All these fictions are forms of denial. By failing to confront the tragedy, one puts off healing and may create new, pernicious consequences. Yet that's how the people of Sam Dent respond to the bus accident. It is a scene that is repeated today with greater frequency. Instead of seeking the real causal agent (in this case the bus driver), we seek one that will serve other interests (such as becoming rich). The town needs to contemplate the lost children. What really was lost? What was their significance?

A town needs its children, just as much and in the same ways as a family does. It comes undone without them, turns a community into a wind-blown scattering of isolated individuals. . . . If I hadn't twice gotten accidentally pregnant, we might have lost touch with everything and everyone else and maybe never would have grown up ourselves. Our self-absorption was like the isolation that comes with great pain; it was like extreme sadness. Without our children, we might never have discovered our differences, which is what has made our abiding love for one another possible. We would have been like a pair of infatuated teenagers, drowning in each other's view of ourselves, so self-absorbed that we'd never have been able to help each other over the years the way we have.
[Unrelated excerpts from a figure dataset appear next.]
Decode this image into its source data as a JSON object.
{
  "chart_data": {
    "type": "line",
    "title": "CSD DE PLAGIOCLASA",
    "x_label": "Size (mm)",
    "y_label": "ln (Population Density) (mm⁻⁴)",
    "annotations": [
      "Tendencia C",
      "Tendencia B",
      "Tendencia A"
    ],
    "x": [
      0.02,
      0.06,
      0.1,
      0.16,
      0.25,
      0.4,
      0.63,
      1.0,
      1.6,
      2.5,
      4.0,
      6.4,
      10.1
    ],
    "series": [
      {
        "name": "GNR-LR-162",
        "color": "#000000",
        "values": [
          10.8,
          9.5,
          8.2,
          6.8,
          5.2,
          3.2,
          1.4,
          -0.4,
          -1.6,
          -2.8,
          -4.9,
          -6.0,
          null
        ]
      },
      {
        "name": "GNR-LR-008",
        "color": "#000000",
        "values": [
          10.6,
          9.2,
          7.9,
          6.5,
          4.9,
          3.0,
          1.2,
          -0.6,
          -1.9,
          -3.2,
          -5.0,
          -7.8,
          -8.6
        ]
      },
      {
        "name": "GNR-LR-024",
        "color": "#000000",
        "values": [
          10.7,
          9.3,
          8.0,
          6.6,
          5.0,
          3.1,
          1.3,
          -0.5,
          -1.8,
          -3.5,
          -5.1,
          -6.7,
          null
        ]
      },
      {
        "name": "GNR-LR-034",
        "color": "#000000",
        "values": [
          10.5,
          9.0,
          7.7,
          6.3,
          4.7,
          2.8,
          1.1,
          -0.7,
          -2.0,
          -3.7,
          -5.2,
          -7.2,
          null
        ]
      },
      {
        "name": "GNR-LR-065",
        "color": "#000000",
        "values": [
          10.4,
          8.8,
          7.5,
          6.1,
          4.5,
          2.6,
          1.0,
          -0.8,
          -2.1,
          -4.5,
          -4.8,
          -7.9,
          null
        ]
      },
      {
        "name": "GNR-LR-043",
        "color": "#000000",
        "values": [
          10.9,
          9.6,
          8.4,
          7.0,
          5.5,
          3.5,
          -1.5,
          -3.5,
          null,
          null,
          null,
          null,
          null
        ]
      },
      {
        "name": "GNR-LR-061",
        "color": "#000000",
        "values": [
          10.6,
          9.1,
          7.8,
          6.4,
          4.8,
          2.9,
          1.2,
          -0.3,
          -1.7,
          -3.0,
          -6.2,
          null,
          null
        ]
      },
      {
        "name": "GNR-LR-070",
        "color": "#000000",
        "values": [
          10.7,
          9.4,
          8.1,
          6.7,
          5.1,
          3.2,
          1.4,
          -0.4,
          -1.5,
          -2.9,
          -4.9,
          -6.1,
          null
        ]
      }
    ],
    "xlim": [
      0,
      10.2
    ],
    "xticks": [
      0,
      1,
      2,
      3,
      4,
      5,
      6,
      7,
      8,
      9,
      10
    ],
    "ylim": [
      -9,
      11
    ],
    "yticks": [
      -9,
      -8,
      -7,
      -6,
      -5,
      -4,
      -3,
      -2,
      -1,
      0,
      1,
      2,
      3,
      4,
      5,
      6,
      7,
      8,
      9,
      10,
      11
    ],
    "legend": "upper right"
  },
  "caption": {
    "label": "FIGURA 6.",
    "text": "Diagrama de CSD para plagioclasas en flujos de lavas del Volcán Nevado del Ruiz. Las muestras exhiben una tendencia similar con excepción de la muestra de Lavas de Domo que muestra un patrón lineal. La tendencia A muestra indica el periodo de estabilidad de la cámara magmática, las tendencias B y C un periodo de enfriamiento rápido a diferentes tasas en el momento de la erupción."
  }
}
I looked across to Billy Ansel and realized that what frightened and saddened me most about him was that he no longer loved anybody. All the man had was himself. And you can't love only yourself.

This is the real lesson to be learned. It is a profound one: Love and family offer the deepest meaning to life. It is a message contrary to the solipsistic times in which we live, but it is extremely important.

Russell Banks has written a fine novel. His first-person narrators interact very well and work to create a well-balanced, technically superb story. "The Sweet Hereafter" may be about loss, but the reader comes away enriched by one of the finest novels of the year.

Mr. Boylan is a poet and philosopher who lives in the Washington area.